Wellesley Dental Group
If anyone has ever wondered what 7,000 pounds of candy looks like, just ask Dr. Femina Ali.
Ali collected more than 7,340 pounds of leftover Halloween candy last week at her Wellesley dental office, shipping dozens of bins filled to the brim with treats to American soldiers overseas.
Ali and husband Ejaz Ali, who together run the Wellesley Dental Group, have been collecting leftover Halloween sweets for the past half-dozen years, at first bribing her youngest clients to hand it over in the name of cavity prevention, Ali said.
"We had so much candy, we couldn't even contain it indoors," she said. "We used shovels to pack the candy and put it in the U-Haul."
The pictures don't even do the amount collected justice: much of the candy was also stored in the U-Haul truck overnight, as it was picked up from local schools that hosted individual in-building candy drives in hopes of racking up the most candy donated.
"There would have been too much, so we kept some of it in the truck," Ali said.
And even after the dental group had their hauling-off ceremony, where trucks took the candy to Weymouth-based nonprofit CarePacks to ship in care packages to soldiers, the in-pouring of candy has continued.
"I have at least 300 pounds sitting in our office, and I think there could be another hundred or two still trickling in," Ali said. "It's still coming in and we're not saying no."

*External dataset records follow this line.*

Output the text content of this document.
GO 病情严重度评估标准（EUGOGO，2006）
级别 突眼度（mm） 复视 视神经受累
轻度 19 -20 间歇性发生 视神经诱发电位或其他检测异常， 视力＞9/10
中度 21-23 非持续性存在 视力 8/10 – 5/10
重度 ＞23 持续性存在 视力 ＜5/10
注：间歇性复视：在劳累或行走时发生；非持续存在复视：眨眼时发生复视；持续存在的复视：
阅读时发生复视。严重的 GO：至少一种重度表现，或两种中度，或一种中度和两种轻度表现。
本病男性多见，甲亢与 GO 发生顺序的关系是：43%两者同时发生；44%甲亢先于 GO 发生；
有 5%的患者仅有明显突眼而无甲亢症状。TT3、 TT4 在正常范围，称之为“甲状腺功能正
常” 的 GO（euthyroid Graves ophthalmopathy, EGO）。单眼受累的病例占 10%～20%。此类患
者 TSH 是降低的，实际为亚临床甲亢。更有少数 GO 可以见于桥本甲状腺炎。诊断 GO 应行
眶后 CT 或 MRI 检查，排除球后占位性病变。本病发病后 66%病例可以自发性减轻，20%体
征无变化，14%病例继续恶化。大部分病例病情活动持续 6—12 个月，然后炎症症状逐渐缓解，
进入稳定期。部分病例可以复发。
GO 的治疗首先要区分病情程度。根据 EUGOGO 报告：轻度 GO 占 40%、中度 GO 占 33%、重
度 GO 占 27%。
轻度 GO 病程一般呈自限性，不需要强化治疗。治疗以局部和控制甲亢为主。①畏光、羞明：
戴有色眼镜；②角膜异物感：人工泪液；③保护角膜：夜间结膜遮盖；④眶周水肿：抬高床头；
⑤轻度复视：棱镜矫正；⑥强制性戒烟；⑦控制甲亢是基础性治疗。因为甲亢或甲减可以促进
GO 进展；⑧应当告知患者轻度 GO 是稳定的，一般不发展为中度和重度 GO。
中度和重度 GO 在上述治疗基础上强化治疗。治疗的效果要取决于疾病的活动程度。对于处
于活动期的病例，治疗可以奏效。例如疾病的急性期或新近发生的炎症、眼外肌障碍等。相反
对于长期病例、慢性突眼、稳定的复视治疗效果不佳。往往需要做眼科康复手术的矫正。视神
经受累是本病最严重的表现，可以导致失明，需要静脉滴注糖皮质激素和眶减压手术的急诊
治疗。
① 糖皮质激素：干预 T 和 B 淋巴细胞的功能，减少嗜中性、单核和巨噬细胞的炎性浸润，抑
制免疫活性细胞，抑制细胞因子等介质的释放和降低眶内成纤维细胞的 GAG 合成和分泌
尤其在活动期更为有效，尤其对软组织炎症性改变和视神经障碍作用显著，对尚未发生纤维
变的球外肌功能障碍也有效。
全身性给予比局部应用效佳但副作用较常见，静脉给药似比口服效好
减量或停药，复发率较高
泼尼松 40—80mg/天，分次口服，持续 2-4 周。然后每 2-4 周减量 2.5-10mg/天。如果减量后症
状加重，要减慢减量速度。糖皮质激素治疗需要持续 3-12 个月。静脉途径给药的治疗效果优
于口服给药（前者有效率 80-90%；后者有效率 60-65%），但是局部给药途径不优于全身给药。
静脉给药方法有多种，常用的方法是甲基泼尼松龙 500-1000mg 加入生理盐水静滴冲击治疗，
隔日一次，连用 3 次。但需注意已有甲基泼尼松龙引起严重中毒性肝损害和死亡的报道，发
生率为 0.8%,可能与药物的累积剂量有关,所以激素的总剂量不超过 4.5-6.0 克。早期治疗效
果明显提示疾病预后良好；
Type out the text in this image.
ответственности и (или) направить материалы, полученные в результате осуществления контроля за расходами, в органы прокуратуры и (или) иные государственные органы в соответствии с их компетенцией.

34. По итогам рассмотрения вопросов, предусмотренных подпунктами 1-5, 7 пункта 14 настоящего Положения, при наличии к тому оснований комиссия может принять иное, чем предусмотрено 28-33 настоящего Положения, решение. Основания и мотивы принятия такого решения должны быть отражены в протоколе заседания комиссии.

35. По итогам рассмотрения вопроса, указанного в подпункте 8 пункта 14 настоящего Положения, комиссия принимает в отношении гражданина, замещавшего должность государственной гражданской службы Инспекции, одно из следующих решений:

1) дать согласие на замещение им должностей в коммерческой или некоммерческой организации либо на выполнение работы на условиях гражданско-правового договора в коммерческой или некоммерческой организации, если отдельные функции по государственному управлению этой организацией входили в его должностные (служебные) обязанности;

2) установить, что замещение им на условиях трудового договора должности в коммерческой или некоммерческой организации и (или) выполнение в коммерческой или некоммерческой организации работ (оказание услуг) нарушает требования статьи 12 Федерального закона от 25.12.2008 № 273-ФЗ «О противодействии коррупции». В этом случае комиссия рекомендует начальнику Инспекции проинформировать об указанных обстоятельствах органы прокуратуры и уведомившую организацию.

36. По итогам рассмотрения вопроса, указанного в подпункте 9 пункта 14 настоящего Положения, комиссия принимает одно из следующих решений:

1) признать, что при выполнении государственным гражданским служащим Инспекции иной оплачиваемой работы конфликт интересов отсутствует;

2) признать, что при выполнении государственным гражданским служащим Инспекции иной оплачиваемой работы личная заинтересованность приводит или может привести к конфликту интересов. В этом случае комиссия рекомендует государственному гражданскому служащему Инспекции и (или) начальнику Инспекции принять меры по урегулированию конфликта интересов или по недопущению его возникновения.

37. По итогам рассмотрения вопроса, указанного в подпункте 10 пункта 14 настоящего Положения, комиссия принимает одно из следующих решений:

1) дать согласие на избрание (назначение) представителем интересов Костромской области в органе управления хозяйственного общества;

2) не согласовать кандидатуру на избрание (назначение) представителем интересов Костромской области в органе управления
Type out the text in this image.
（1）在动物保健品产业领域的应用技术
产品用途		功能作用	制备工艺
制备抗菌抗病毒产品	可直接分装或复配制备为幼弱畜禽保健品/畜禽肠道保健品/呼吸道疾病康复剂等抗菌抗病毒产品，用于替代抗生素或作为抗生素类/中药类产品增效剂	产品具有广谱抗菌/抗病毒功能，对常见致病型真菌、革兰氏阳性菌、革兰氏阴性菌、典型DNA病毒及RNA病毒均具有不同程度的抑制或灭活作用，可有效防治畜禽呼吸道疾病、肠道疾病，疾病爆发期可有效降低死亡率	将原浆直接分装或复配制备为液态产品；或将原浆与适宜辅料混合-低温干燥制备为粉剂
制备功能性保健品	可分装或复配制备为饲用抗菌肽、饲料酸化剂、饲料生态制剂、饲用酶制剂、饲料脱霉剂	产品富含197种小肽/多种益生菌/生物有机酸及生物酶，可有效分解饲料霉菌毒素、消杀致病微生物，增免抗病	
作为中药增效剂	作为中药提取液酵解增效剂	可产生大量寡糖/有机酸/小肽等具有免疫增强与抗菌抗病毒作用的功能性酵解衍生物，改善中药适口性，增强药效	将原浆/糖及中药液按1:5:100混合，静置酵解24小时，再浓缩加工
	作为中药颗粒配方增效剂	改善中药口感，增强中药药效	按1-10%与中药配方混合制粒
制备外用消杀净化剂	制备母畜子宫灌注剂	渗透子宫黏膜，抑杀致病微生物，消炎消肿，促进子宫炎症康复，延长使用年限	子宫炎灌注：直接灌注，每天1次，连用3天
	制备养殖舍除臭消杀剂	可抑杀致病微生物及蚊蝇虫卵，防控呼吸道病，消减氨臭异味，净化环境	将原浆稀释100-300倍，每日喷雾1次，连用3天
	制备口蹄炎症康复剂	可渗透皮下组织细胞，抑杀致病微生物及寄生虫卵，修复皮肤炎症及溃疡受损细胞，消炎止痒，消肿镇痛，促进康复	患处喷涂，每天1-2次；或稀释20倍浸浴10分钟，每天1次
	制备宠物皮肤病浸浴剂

At the Nov. 8 shipping-off ceremony, Ali said there was a patriotic spirit in the air, as military officials joined with town and public safety departments to send the candy off.
"It's truly touching how much our community loves and supports our troops," Ali said. "To see the national guards, police, fire department, veterans, schools and the community come together was truly amazing."
Ali previously told Boston.com that she originally set up the candy collection program 8 years ago to discourage tooth decay, at first even offering kids $1 per pound of candy.
"I had to bribe them to give me the candy," Ali said, laughing. "The first year I got 60 or 70 pounds of candy, so I spent about $60 or $70 but I felt good to get the candy off of the kids' hands."
But after the initiative grew exponentially in popularity, Ali decided to begin donating the candy to US troops overseas, after finding out that local food pantries would not accept the sweets.
"The troops need to know they are remembered back home," she said. "It's not just the candy that kids bring, but also the little notes and handmade cards and letters. It's so touching to read their notes saying 'Thank you, I want to share my Halloween candy with you.' You almost cry."